Homodimeric Escherichia coli Toxin CcdB (Controller of Cell Division or Death B Protein) Folds via Parallel Pathways.

The existence of parallel pathways in the folding of proteins seems intuitive， yet remains controversial. We explore the folding kinetics of the homodimeric Escherichia coli toxin CcdB (Controller of Cell Division or Death B protein) using multiple optical probes and approaches. Kinetic studies performed as a function of protein and denaturant concentrations demonstrate that the folding of CcdB is a four-state process. The two intermediates populated during folding are present on parallel pathways. Both form by rapid association of the monomers in a diffusion limited manner and appear to be largely unstructured， as they are silent to the optical probes employed in the current study.
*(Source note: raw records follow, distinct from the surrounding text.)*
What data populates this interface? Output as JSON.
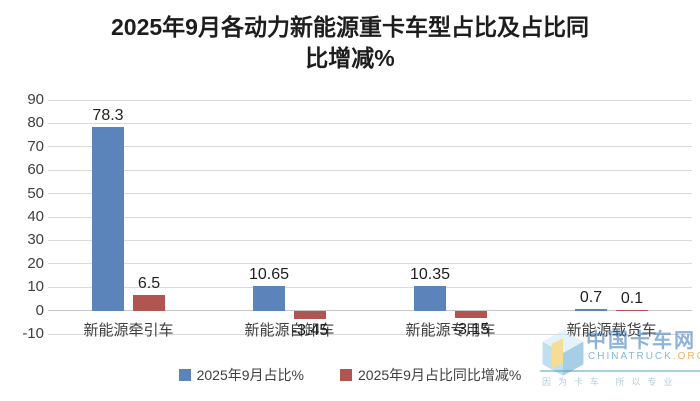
{
  "title": {
    "line1": "2025年9月各动力新能源重卡车型占比及占比同",
    "line2": "比增减%"
  },
  "chart_data": {
    "type": "bar",
    "title": "2025年9月各动力新能源重卡车型占比及占比同比增减%",
    "categories": [
      "新能源牵引车",
      "新能源自卸车",
      "新能源专用车",
      "新能源载货车"
    ],
    "series": [
      {
        "name": "2025年9月占比%",
        "color": "#5b84bb",
        "values": [
          78.3,
          10.65,
          10.35,
          0.7
        ]
      },
      {
        "name": "2025年9月占比同比增减%",
        "color": "#b05550",
        "values": [
          6.5,
          -3.45,
          -3.15,
          0.1
        ]
      }
    ],
    "ylim": [
      -10,
      90
    ],
    "yticks": [
      90,
      80,
      70,
      60,
      50,
      40,
      30,
      20,
      10,
      0,
      -10
    ],
    "grid": true,
    "legend_position": "bottom",
    "gridline_color": "#dadada",
    "zero_line_color": "#c6c6c6"
  },
  "watermark": {
    "brand": "中国卡车网",
    "domain_main": "CHINATRUCK",
    "domain_tld": ".ORG",
    "slogan": "因为卡车 所以专业"
  }
}
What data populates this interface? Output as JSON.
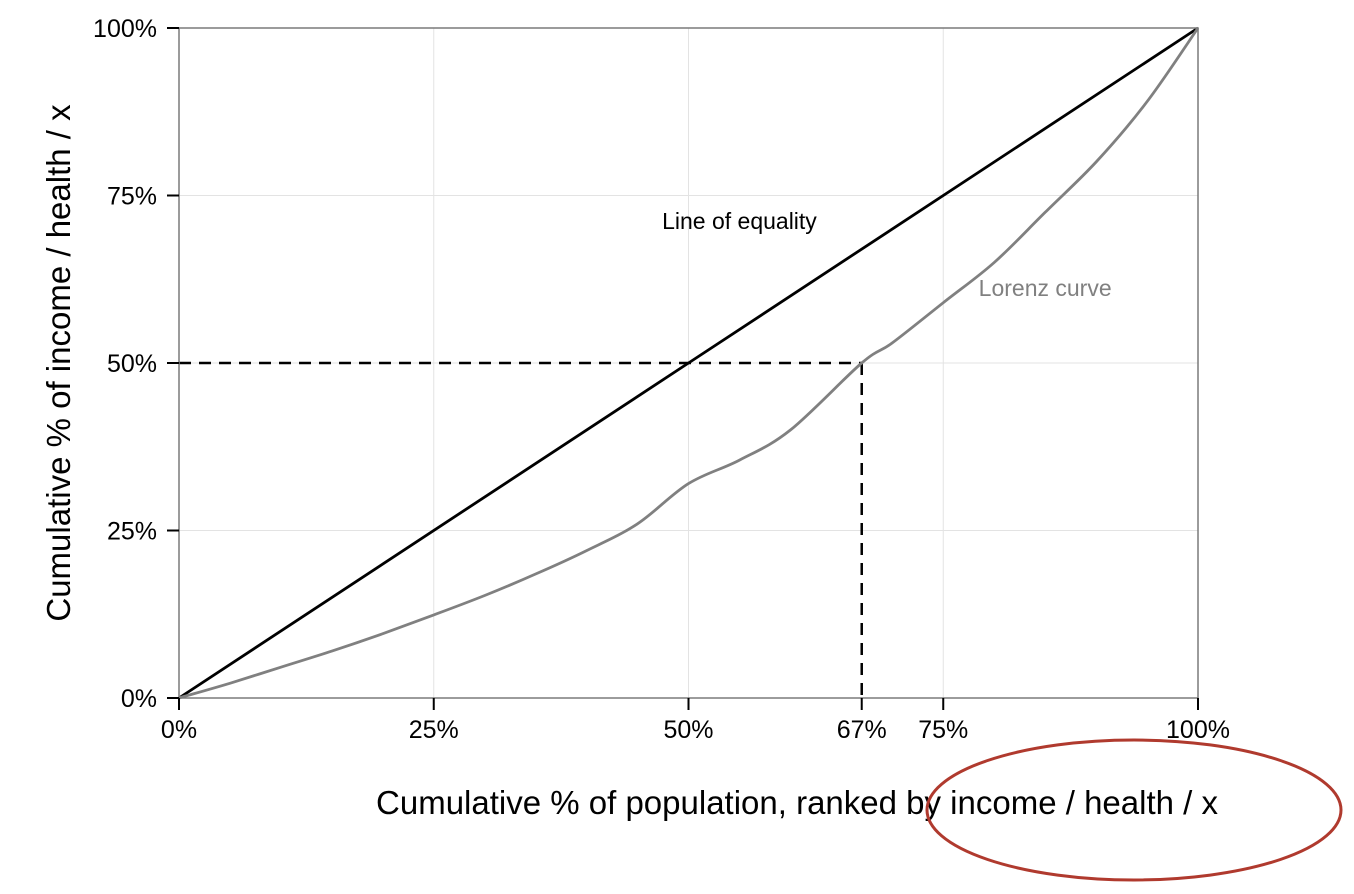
{
  "chart_data": {
    "type": "line",
    "xlabel": "Cumulative % of population, ranked by income / health / x",
    "ylabel": "Cumulative % of income / health / x",
    "xlim": [
      0,
      100
    ],
    "ylim": [
      0,
      100
    ],
    "grid": true,
    "x_ticks": [
      {
        "value": 0,
        "label": "0%"
      },
      {
        "value": 25,
        "label": "25%"
      },
      {
        "value": 50,
        "label": "50%"
      },
      {
        "value": 67,
        "label": "67%"
      },
      {
        "value": 75,
        "label": "75%"
      },
      {
        "value": 100,
        "label": "100%"
      }
    ],
    "y_ticks": [
      {
        "value": 0,
        "label": "0%"
      },
      {
        "value": 25,
        "label": "25%"
      },
      {
        "value": 50,
        "label": "50%"
      },
      {
        "value": 75,
        "label": "75%"
      },
      {
        "value": 100,
        "label": "100%"
      }
    ],
    "x_gridlines": [
      0,
      25,
      50,
      75,
      100
    ],
    "y_gridlines": [
      0,
      25,
      50,
      75,
      100
    ],
    "series": [
      {
        "name": "Line of equality",
        "color": "#000000",
        "x": [
          0,
          100
        ],
        "y": [
          0,
          100
        ]
      },
      {
        "name": "Lorenz curve",
        "color": "#808080",
        "x": [
          0,
          5,
          10,
          15,
          20,
          25,
          30,
          35,
          40,
          45,
          50,
          55,
          60,
          67,
          70,
          75,
          80,
          85,
          90,
          95,
          100
        ],
        "y": [
          0,
          2.2,
          4.6,
          7.0,
          9.6,
          12.4,
          15.3,
          18.5,
          22.0,
          26.0,
          32.0,
          35.5,
          40.0,
          50.0,
          53.0,
          59.0,
          65.0,
          72.5,
          80.0,
          89.0,
          100.0
        ]
      }
    ],
    "reference_lines": {
      "color": "#000000",
      "style": "dashed",
      "horizontal": {
        "y": 50,
        "x_from": 0,
        "x_to": 67
      },
      "vertical": {
        "x": 67,
        "y_from": 0,
        "y_to": 50
      }
    },
    "annotations": [
      {
        "text": "Line of equality",
        "x": 55,
        "y": 70,
        "color": "#000000"
      },
      {
        "text": "Lorenz curve",
        "x": 85,
        "y": 60,
        "color": "#808080"
      }
    ],
    "highlight": {
      "shape": "ellipse",
      "color": "#b03a2e",
      "target": "income / health / x"
    }
  }
}
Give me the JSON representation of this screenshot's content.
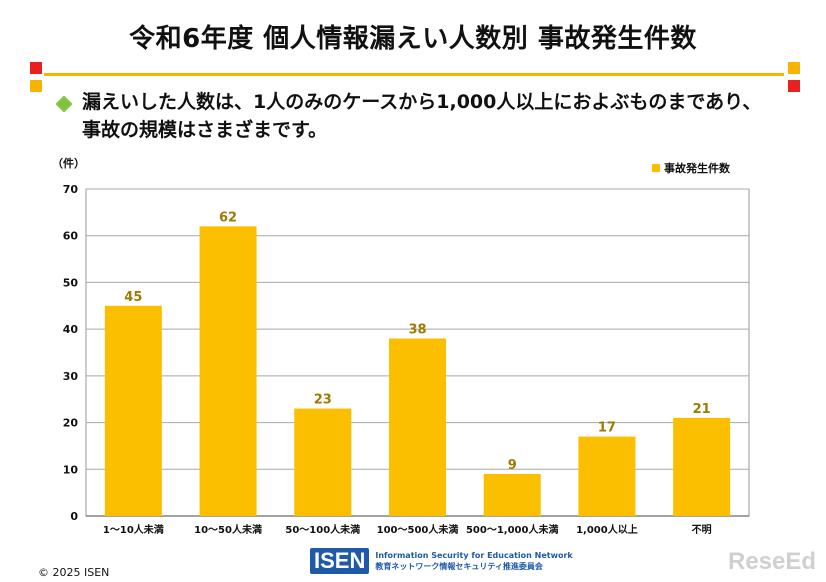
{
  "slide": {
    "title": "令和6年度 個人情報漏えい人数別 事故発生件数",
    "bullet": "漏えいした人数は、1人のみのケースから1,000人以上におよぶものまであり、事故の規模はさまざまです。",
    "unit_label": "（件）",
    "footer": "© 2025 ISEN",
    "logo_mark": "ISEN",
    "logo_line1": "Information Security for Education Network",
    "logo_line2": "教育ネットワーク情報セキュリティ推進委員会",
    "watermark": "ReseEd"
  },
  "colors": {
    "bar": "#fbbf00",
    "label": "#a07a00",
    "accent_red": "#e8211e",
    "accent_yellow": "#f4b400",
    "bullet_green": "#82c341"
  },
  "chart_data": {
    "type": "bar",
    "categories": [
      "1～10人未満",
      "10～50人未満",
      "50～100人未満",
      "100～500人未満",
      "500～1,000人未満",
      "1,000人以上",
      "不明"
    ],
    "series": [
      {
        "name": "事故発生件数",
        "values": [
          45,
          62,
          23,
          38,
          9,
          17,
          21
        ]
      }
    ],
    "ylim": [
      0,
      70
    ],
    "yticks": [
      0,
      10,
      20,
      30,
      40,
      50,
      60,
      70
    ],
    "grid": true,
    "legend": "top-right"
  }
}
The existence of parallel pathways is supported by the insensitivity of the amplitudes of the refolding kinetic phases to the different probes used in the study. More importantly， interrupted refolding studies and ligand binding studies clearly demonstrate that the native state forms in a biexponential manner， implying the presence of at least two pathways. Our studies indicate that the CcdA antitoxin binds only to the folded CcdB dimer and not to any earlier folding intermediates. Thus， despite being part of the same operon， the antitoxin does not appear to modulate the folding pathway of the toxin encoded by the downstream cistron. This study highlights the utility of ligand binding in distinguishing between sequential and parallel pathways in protein folding studies， while also providing insights into molecular interactions during folding in Type II toxin-antitoxin systems.